Working with Tools#

Tools are functions that perform specific actions and can be used by the agent. They are the core capability that transforms an LLM into an intelligent agent.

Creating Tools#

The simplest way to create a tool is by decorating a Python function with the @tool decorator:

from brain.agents.tool import tool
from pydantic import BaseModel

@tool()
def weather(city: str) -> str:
    """Get the weather for a city"""
    # Implementation...
    return f"The weather in {city} is sunny."

The tool decorator automatically infers the input and output schemas from the function signature using type hints.

Custom Tool Names and Descriptions#

You can customize the tool name and description:

@tool(
    name="get_weather",
    description="Get the current weather conditions for a specified city"
)
def weather(city: str) -> str:
    """Implementation details..."""
    return f"The weather in {city} is sunny."

Using Pydantic Models for Input/Output#

For more complex schemas, you can use Pydantic models:

from brain.agents.tool import tool, Output
from pydantic import BaseModel

class WeatherRequest(BaseModel):
    city: str
    country: str = "US"
    units: str = "metric"

class WeatherResponse(Output):
    temperature: float
    conditions: str
    humidity: int

@tool()
def weather(request: WeatherRequest) -> WeatherResponse:
    """Get detailed weather information"""
    # Implementation...
    return WeatherResponse(
        temperature=25.5,
        conditions="Sunny",
        humidity=60
    )

Asynchronous Tools#

You can create asynchronous tools for non-blocking operations:

@tool()
async def fetch_weather(city: str) -> str:
    """Fetch weather data asynchronously"""
    # Async implementation...
    return f"The weather in {city} is cloudy."

Stateful Tools#

Tools can maintain state between calls using the stateful flag and state_schema:

from brain.agents.tool import tool, StateContext
from pydantic import BaseModel

class ConversationState(BaseModel):
    conversation_history: list[str] = []

@tool(stateful=True, state_schema=ConversationState)
def chat_memory(message: str, context: StateContext[ConversationState]) -> str:
    """Remember previous messages in the conversation"""
    state = context.state
    state.conversation_history.append(message)
    return f"Remembered. History now has {len(state.conversation_history)} messages."

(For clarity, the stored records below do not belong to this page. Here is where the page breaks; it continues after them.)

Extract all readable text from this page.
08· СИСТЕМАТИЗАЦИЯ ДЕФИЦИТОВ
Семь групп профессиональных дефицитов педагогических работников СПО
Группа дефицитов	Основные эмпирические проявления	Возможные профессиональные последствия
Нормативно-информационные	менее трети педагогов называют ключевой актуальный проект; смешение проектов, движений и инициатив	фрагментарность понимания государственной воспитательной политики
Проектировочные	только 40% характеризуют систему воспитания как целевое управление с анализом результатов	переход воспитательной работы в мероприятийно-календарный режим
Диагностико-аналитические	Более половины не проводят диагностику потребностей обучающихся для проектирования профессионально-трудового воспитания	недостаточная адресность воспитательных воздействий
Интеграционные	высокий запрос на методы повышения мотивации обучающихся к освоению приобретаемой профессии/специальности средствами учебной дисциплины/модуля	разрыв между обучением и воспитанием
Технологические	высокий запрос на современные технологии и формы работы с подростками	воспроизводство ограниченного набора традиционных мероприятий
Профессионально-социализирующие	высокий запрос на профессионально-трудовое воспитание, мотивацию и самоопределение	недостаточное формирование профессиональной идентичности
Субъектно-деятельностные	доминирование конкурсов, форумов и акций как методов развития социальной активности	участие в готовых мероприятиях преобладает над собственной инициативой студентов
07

How Tools Are Used by Agents#

When an agent is created with tools, the following happens:

  1. The tool specifications (name, description, input/output schemas) are provided to the LLM

  2. When the LLM decides to use a tool, it generates a structured tool call with inputs

  3. The agent validates the inputs against the tool’s input schema

  4. The agent executes the tool with the validated inputs

  5. The tool’s output is converted to a string and sent back to the LLM

  6. The LLM uses the tool output to generate its next response

This process allows the LLM to use tools effectively without needing to know how they are implemented.

Tool Error Handling#

If a tool raises an exception during execution, the error is captured and returned to the LLM:

@tool()
def divide(a: float, b: float) -> float:
    """Divide a by b"""
    if b == 0:
        raise ValueError("Cannot divide by zero")
    return a / b

If the LLM calls this tool with b=0, the agent will catch the error and send the error message back to the LLM, allowing it to try again with different inputs.